For instance, in rapper J.Cole’s currently popular song, “No Role Modelz,” he raps, “fool me one time shame on you / fool me twice can’t put the blame on you / fool me three times, fuck the peace signs / load the chopper, let it rain on you.” This song issues a threat of violence against anyone who has the audacity to repeatedly mistreat the rapper’s persona in the song.
The only difference between J.Cole saying “load the chopper, let it rain on you,” and Bell’s “gone get a pistol down ya mouth,” is that Bell makes his rage context-specific. But the song is explicitly meant to call out the Itawamba faculty and administration for repeatedly ignoring acts of sexual harassment, particularly as the song suggests, targeted at young black girls.
In light of recent conversations about the relationship between racism and freedom of expression, and especially after the incidents at Mizzou earlier this year, it seems that we need to recognize that it is not black students who want to curtail freedom of expression. They keep using the power of protest and peaceful assembly as a form of expression to call attention to the variety of ways that their schools and public environments are made unsafe by those charged with their care and protection.
Hip-hop music has become a safe haven for the expression of rage — black male rage in particular. One of the biggest hip-hop stories of the year has been the beef between rappers Drake and Meek Mill over a series of public comments from Mill and a pair of diss records in response from Drake. Rappers talk shit about the things and people that make them mad in their music. On one of the apps that I listen to frequently, there is a whole playlist called “Belligerent Rap Music,” and it is full of violent posturing, gun sounds and threats.
I listen to this playlist any time I am feeling stressed out about the racist and sexist microaggressions that I experience, but to which I cannot respond. I let the songs do it for me. And while I might like to fantasize about “busting somebody’s head to the white meat,” in real life, I would in fact like everyone’s heads to remain intact.
Curtailing freedom of expression will not curtail black rage, no matter how hard some would try.
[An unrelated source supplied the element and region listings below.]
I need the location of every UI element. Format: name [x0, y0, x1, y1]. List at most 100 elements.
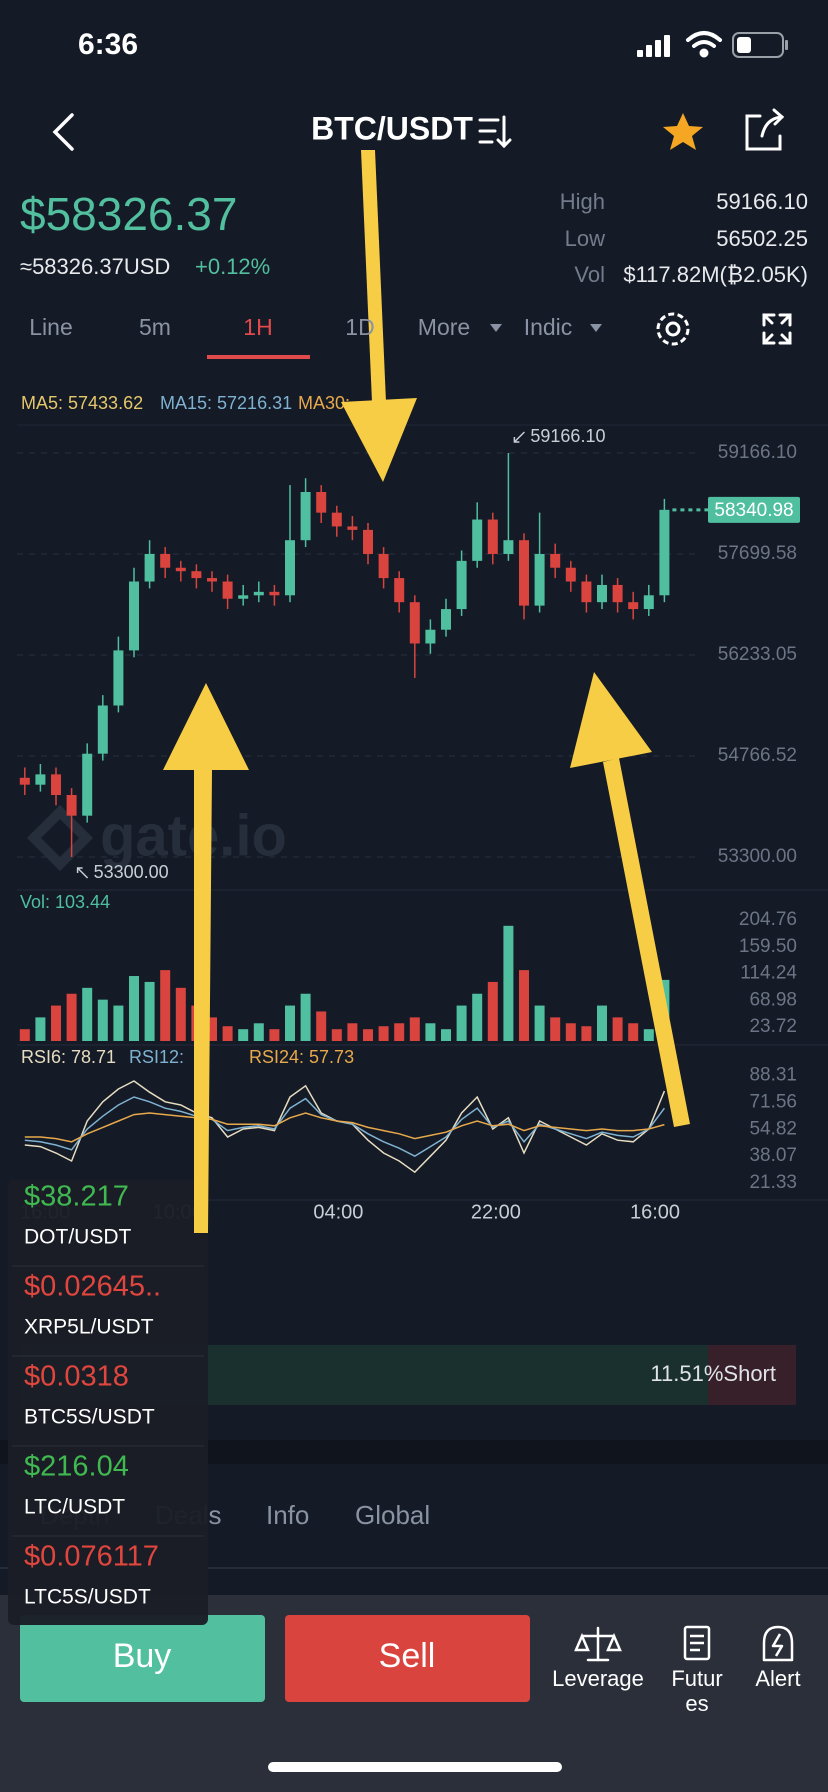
- watch-price[interactable]: $0.076117: [24, 1541, 159, 1573]
- candle-body: [207, 578, 217, 582]
- battery-icon: [732, 32, 788, 58]
- candle-body: [409, 602, 420, 644]
- candle-body: [503, 540, 514, 554]
- sort-icon[interactable]: [478, 115, 512, 149]
- favorite-star[interactable]: [663, 113, 703, 150]
- timeframe-tab[interactable]: Line: [29, 314, 72, 340]
- candle-body: [363, 529, 373, 554]
- alert-icon[interactable]: [762, 1625, 794, 1662]
- buy-label[interactable]: Buy: [113, 1637, 172, 1675]
- vol-value: $117.82M(₿2.05K): [623, 262, 808, 287]
- watchlist-panel: [8, 1180, 208, 1625]
- home-indicator: [268, 1762, 562, 1772]
- timeframe-tab[interactable]: 1H: [243, 314, 272, 340]
- volume-bar: [51, 1005, 61, 1041]
- candle-body: [19, 777, 30, 785]
- tool-label[interactable]: Alert: [755, 1666, 800, 1691]
- watch-price[interactable]: $216.04: [24, 1451, 129, 1483]
- y-tick-label: 71.56: [749, 1092, 797, 1113]
- volume-bar: [487, 981, 498, 1041]
- watch-pair[interactable]: BTC5S/USDT: [24, 1406, 155, 1429]
- candle-body: [597, 584, 607, 603]
- watch-pair[interactable]: LTC5S/USDT: [24, 1586, 151, 1609]
- watch-price[interactable]: $38.217: [24, 1181, 129, 1213]
- tool-label[interactable]: Futur: [671, 1666, 722, 1691]
- fullscreen-button[interactable]: [762, 313, 792, 345]
- volume-bar: [409, 1017, 420, 1041]
- futures-icon[interactable]: [683, 1625, 711, 1661]
- candle-body: [534, 553, 545, 606]
- timeframe-tab[interactable]: 5m: [139, 314, 171, 340]
- pair-title[interactable]: BTC/USDT: [311, 110, 473, 146]
- y-tick-label: 59166.10: [718, 442, 797, 463]
- volume-bar: [441, 1029, 451, 1041]
- tool-label[interactable]: es: [685, 1691, 708, 1716]
- volume-bar: [628, 1023, 639, 1041]
- candle-body: [238, 595, 249, 599]
- high-label: High: [560, 189, 605, 214]
- candle-body: [300, 491, 311, 541]
- watch-pair[interactable]: XRP5L/USDT: [24, 1316, 154, 1339]
- candle-body: [659, 509, 670, 596]
- share-button[interactable]: [745, 108, 785, 151]
- extreme-marker: [76, 867, 89, 879]
- candle-body: [316, 491, 327, 513]
- rsi-line: [24, 1096, 666, 1158]
- volume-bar: [581, 1026, 592, 1041]
- short-ratio: 11.51%Short: [650, 1361, 776, 1386]
- candle-body: [643, 595, 654, 610]
- wifi-icon: [686, 31, 722, 58]
- watch-pair[interactable]: DOT/USDT: [24, 1226, 132, 1249]
- y-tick-label: 54766.52: [718, 745, 797, 766]
- candle-body: [222, 581, 233, 599]
- volume-bar: [175, 987, 186, 1041]
- y-tick-label: 159.50: [739, 936, 797, 957]
- tool-label[interactable]: Leverage: [552, 1666, 644, 1691]
- candle-body: [612, 584, 623, 603]
- candle-body: [378, 553, 389, 579]
- volume-bar: [82, 987, 93, 1041]
- timeframe-tab[interactable]: 1D: [345, 314, 374, 340]
- volume-bar: [394, 1023, 405, 1041]
- settings-button[interactable]: [656, 312, 690, 346]
- rsi-legend: RSI12:: [129, 1047, 184, 1067]
- volume-bar: [456, 1005, 467, 1041]
- candle-body: [35, 774, 46, 785]
- volume-bar: [269, 1029, 280, 1041]
- timeframe-tab[interactable]: More: [418, 314, 470, 340]
- charts: MA5: 57433.62 MA15: 57216.31 MA30: 59166.10…: [17, 355, 800, 1223]
- sell-label[interactable]: Sell: [379, 1637, 436, 1675]
- candle-body: [51, 774, 61, 796]
- y-tick-label: 54.82: [749, 1118, 797, 1139]
- watermark: gate.io: [100, 803, 287, 868]
- candle-body: [253, 591, 264, 596]
- back-button[interactable]: [52, 113, 74, 151]
- watch-price[interactable]: $0.0318: [24, 1361, 129, 1393]
- watch-pair[interactable]: LTC/USDT: [24, 1496, 125, 1519]
- last-price-label: 58340.98: [714, 500, 793, 521]
- sell-button[interactable]: [285, 1615, 530, 1702]
- detail-tab[interactable]: Global: [355, 1500, 430, 1530]
- candle-body: [441, 609, 451, 630]
- rsi-line: [24, 1112, 665, 1143]
- leverage-icon[interactable]: [574, 1626, 622, 1662]
- volume-label: Vol: 103.44: [20, 892, 110, 912]
- volume-bar: [472, 993, 483, 1041]
- volume-bar: [378, 1026, 389, 1041]
- volume-bar: [425, 1023, 436, 1041]
- volume-bar: [612, 1017, 623, 1041]
- volume-bar: [363, 1029, 373, 1041]
- watch-price[interactable]: $0.02645..: [24, 1271, 161, 1303]
- buy-button[interactable]: [20, 1615, 265, 1702]
- y-tick-label: 56233.05: [718, 644, 797, 665]
- timeframe-tab[interactable]: Indic: [524, 314, 573, 340]
- volume-bar: [253, 1023, 264, 1041]
- dropdown-caret: [490, 324, 502, 332]
- volume-bar: [550, 1017, 561, 1041]
- y-tick-label: 88.31: [749, 1065, 797, 1086]
- candle-body: [487, 519, 498, 554]
- volume-bar: [565, 1023, 576, 1041]
- detail-tab[interactable]: Info: [266, 1500, 309, 1530]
And, at the very same time, the hesitancy that many in media have felt about black activists calling for media-free safe zones on campuses and stricter punishments for students who wear racially offensive costumes suggests that there is a tacit agreement that white rage should not be curtailed through the mechanism of freedom of expression.
Therein lies the rub: Many of these arguments of late have unfairly directed the outrage over potential free-speech infringements at the actions of black students, as though they have the structural power to take away this freedom from white students and white people more generally. But, in actuality, it is black students who are being suspended, subjected to the school-to-prison pipeline and otherwise regulated because of the creative and radical ways they use freedom of speech to call out injustice.
Freedom of speech — and the protection of it in ways that serve all citizens — seems like a complex issue. But these recent cases against black youth suggest that, in the end, it may be as black and white as it ever was.